Las terapias de quimioterapia hicieron los primeros estragos, no sólo la caída de cabello, también el cansancio extenuante, rostro demacrado, pérdida de peso, la situación de los vómitos lo acompañaban a todas partes; como maestro que es Hugo, le tocó mientras impartía clases producirse la necesidad de vomitar hasta sobre su escritorio. Yo seguidamente le llamaba para infundirle ánimo, lo encontraba en diversas maneras, semidormido por las sesiones de la quimio, vomitando en algún punto de la ciudad, llorando por creer perdida la cruzada, abrazado con sus hijos viendo la televisión, en reuniones de padres de familia discutiendo a quien le tocaría la venta en la escuelita esta semana.
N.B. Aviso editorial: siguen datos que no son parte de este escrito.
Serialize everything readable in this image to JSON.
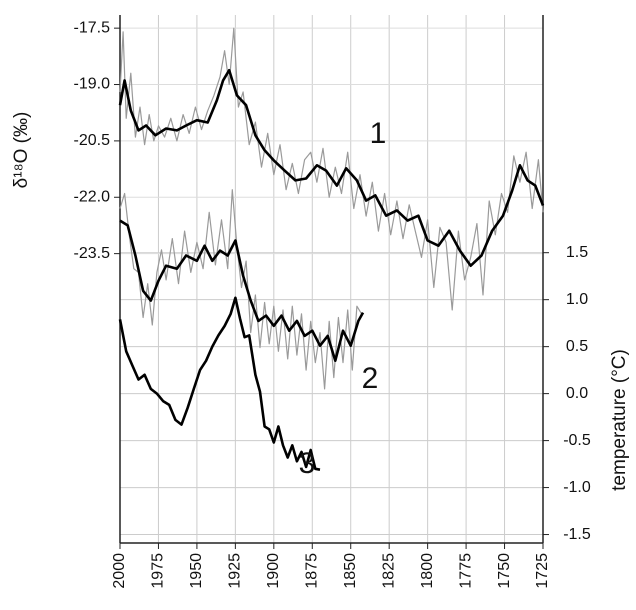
{
  "chart_data": {
    "type": "line",
    "y_label": "δ¹⁸O (‰)",
    "y2_label": "temperature (°C)",
    "xlim": [
      2000,
      1725
    ],
    "xticks": [
      2000,
      1975,
      1950,
      1925,
      1900,
      1875,
      1850,
      1825,
      1800,
      1775,
      1750,
      1725
    ],
    "ylim": [
      -31.2,
      -17.15
    ],
    "yticks": [
      -17.5,
      {
        "value": -19,
        "label": "-19.0"
      },
      -20.5,
      {
        "value": -22,
        "label": "-22.0"
      },
      -23.5
    ],
    "y2lim": [
      -1.59,
      4.03
    ],
    "y2ticks": [
      1.5,
      {
        "value": 1,
        "label": "1.0"
      },
      0.5,
      {
        "value": 0,
        "label": "0.0"
      },
      -0.5,
      {
        "value": -1,
        "label": "-1.0"
      },
      -1.5
    ],
    "grid": true,
    "series": [
      {
        "color": "#9a9a9a",
        "linewidth": 1.2,
        "x": [
          2000,
          1998,
          1996,
          1993,
          1990,
          1987,
          1984,
          1981,
          1978,
          1975,
          1971,
          1967,
          1963,
          1959,
          1955,
          1951,
          1947,
          1943,
          1939,
          1935,
          1932,
          1929,
          1926,
          1923,
          1920,
          1916,
          1912,
          1908,
          1904,
          1900,
          1896,
          1892,
          1888,
          1884,
          1880,
          1876,
          1872,
          1868,
          1864,
          1860,
          1856,
          1852,
          1848,
          1844,
          1840,
          1836,
          1832,
          1828,
          1824,
          1820,
          1816,
          1812,
          1808,
          1804,
          1800,
          1796,
          1792,
          1788,
          1784,
          1780,
          1776,
          1772,
          1768,
          1764,
          1760,
          1756,
          1752,
          1748,
          1744,
          1740,
          1736,
          1732,
          1728,
          1725
        ],
        "values": [
          -19.2,
          -17.6,
          -19.9,
          -18.7,
          -20.4,
          -19.6,
          -20.6,
          -19.8,
          -20.5,
          -20.1,
          -20.4,
          -19.9,
          -20.5,
          -19.8,
          -20.3,
          -19.6,
          -20.2,
          -19.7,
          -19.3,
          -18.8,
          -18.1,
          -19.0,
          -17.5,
          -19.6,
          -19.2,
          -20.6,
          -20.0,
          -21.2,
          -20.3,
          -21.4,
          -20.6,
          -21.8,
          -21.1,
          -21.9,
          -21.0,
          -20.8,
          -21.6,
          -20.7,
          -22.0,
          -21.2,
          -21.9,
          -20.8,
          -22.3,
          -21.4,
          -22.5,
          -21.6,
          -22.9,
          -21.9,
          -23.0,
          -22.1,
          -23.1,
          -22.2,
          -22.9,
          -23.6,
          -22.6,
          -24.4,
          -22.8,
          -23.2,
          -25.0,
          -22.9,
          -24.2,
          -23.6,
          -22.7,
          -24.6,
          -22.1,
          -23.0,
          -21.9,
          -22.4,
          -20.9,
          -21.6,
          -20.8,
          -22.3,
          -21.0,
          -22.4
        ]
      },
      {
        "color": "#000000",
        "linewidth": 2.6,
        "x": [
          2000,
          1997,
          1993,
          1988,
          1983,
          1977,
          1970,
          1963,
          1957,
          1950,
          1943,
          1937,
          1933,
          1929,
          1924,
          1918,
          1912,
          1906,
          1900,
          1893,
          1886,
          1879,
          1872,
          1866,
          1859,
          1853,
          1846,
          1840,
          1834,
          1827,
          1820,
          1813,
          1806,
          1800,
          1793,
          1786,
          1779,
          1772,
          1765,
          1758,
          1751,
          1745,
          1740,
          1735,
          1730,
          1725
        ],
        "values": [
          -19.55,
          -18.89,
          -19.69,
          -20.22,
          -20.09,
          -20.35,
          -20.17,
          -20.22,
          -20.09,
          -19.95,
          -20.01,
          -19.42,
          -18.89,
          -18.62,
          -19.29,
          -19.55,
          -20.35,
          -20.75,
          -21.02,
          -21.29,
          -21.55,
          -21.5,
          -21.15,
          -21.29,
          -21.69,
          -21.23,
          -21.55,
          -22.09,
          -21.95,
          -22.49,
          -22.35,
          -22.62,
          -22.49,
          -23.15,
          -23.29,
          -22.89,
          -23.42,
          -23.82,
          -23.55,
          -22.89,
          -22.49,
          -21.82,
          -21.15,
          -21.55,
          -21.69,
          -22.22
        ]
      },
      {
        "color": "#9a9a9a",
        "linewidth": 1.2,
        "x": [
          2000,
          1997,
          1994,
          1991,
          1988,
          1985,
          1982,
          1979,
          1976,
          1973,
          1970,
          1966,
          1962,
          1958,
          1954,
          1950,
          1946,
          1942,
          1938,
          1934,
          1930,
          1927,
          1924,
          1921,
          1918,
          1915,
          1912,
          1909,
          1906,
          1903,
          1900,
          1897,
          1894,
          1891,
          1888,
          1885,
          1882,
          1879,
          1876,
          1873,
          1870,
          1867,
          1864,
          1861,
          1858,
          1855,
          1852,
          1849,
          1846,
          1843
        ],
        "values": [
          -22.3,
          -21.9,
          -23.0,
          -23.9,
          -24.0,
          -25.2,
          -24.3,
          -25.4,
          -24.0,
          -23.4,
          -24.2,
          -23.1,
          -24.3,
          -22.9,
          -24.0,
          -23.2,
          -23.9,
          -22.4,
          -23.8,
          -22.6,
          -23.9,
          -21.8,
          -23.3,
          -24.4,
          -23.7,
          -25.6,
          -24.6,
          -26.0,
          -24.8,
          -25.9,
          -24.9,
          -26.1,
          -25.0,
          -26.3,
          -24.9,
          -26.2,
          -25.1,
          -26.6,
          -25.3,
          -26.4,
          -25.6,
          -27.1,
          -25.3,
          -26.8,
          -25.2,
          -26.4,
          -25.0,
          -26.6,
          -24.9,
          -25.1
        ]
      },
      {
        "color": "#000000",
        "linewidth": 2.6,
        "x": [
          2000,
          1995,
          1990,
          1985,
          1980,
          1975,
          1970,
          1963,
          1957,
          1950,
          1945,
          1940,
          1935,
          1930,
          1925,
          1920,
          1915,
          1910,
          1905,
          1900,
          1895,
          1890,
          1885,
          1880,
          1875,
          1870,
          1865,
          1860,
          1855,
          1850,
          1845,
          1842
        ],
        "values": [
          -22.62,
          -22.75,
          -23.55,
          -24.49,
          -24.75,
          -24.22,
          -23.82,
          -23.9,
          -23.55,
          -23.69,
          -23.29,
          -23.69,
          -23.42,
          -23.55,
          -23.15,
          -24.09,
          -24.75,
          -25.29,
          -25.15,
          -25.42,
          -25.15,
          -25.55,
          -25.29,
          -25.69,
          -25.55,
          -25.95,
          -25.69,
          -26.35,
          -25.55,
          -25.95,
          -25.29,
          -25.07
        ]
      },
      {
        "color": "#000000",
        "linewidth": 2.6,
        "axis": "y2",
        "x": [
          2000,
          1996,
          1992,
          1988,
          1984,
          1980,
          1976,
          1972,
          1968,
          1964,
          1960,
          1956,
          1952,
          1948,
          1944,
          1940,
          1936,
          1932,
          1928,
          1925,
          1922,
          1919,
          1916,
          1912,
          1909,
          1906,
          1903,
          1900,
          1897,
          1894,
          1891,
          1888,
          1885,
          1882,
          1879,
          1876,
          1873,
          1870
        ],
        "values": [
          0.79,
          0.45,
          0.3,
          0.15,
          0.2,
          0.05,
          0.0,
          -0.08,
          -0.12,
          -0.28,
          -0.33,
          -0.15,
          0.05,
          0.25,
          0.35,
          0.5,
          0.62,
          0.72,
          0.85,
          1.02,
          0.8,
          0.6,
          0.62,
          0.2,
          0.02,
          -0.35,
          -0.38,
          -0.52,
          -0.35,
          -0.55,
          -0.68,
          -0.55,
          -0.72,
          -0.62,
          -0.78,
          -0.6,
          -0.8,
          -0.81
        ]
      }
    ],
    "annotations": [
      "1",
      "2",
      "3"
    ]
  }
}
Hugo dejó de creer en el cáncer como una enfermedad mortal, aceptó y aprendió a vivir con ella. Sabía que serían compañeros por un largo periodo. En un momento me comentó que había aprendido que el cáncer es una expresión externa de un profundo resentimiento que anida en un largo periodo en nuestro interior, hasta que se vuelve contra nosotros para carcomernos por dentro. “Yo, me dijo Hugo, he vivido durante un lapso de mi vida resentido contra la sociedad, molesto por lo que no he logrado, lo que no me dieron. Ahora es importante cambiar este pensamiento para cumplir con los dos preceptos a lo que venimos a la tierra, a amar y ser amado”.

Con las oraciones, moviendo montañas, sujetándose a los cuidados médicos, con alegría interna y espíritu indomable Hugo sobrevivió al cáncer. Ya tiene varios años en perfecta salud, hace días le pregunté cuáles eran sus enseñanzas: “El saber que Dios existe, que somos una creación perfecta y amorosa de su poder, que poseemos gente valiosa a nuestro alrededor que te quiere y te fortalece, que el saber que el resentimiento hacia la vida se fue junto con el cáncer. Ahora sólo quiero disfrutar de la compañía de mis hijos y las personas que amo y me aman; ya todo está bien en mi mundo”.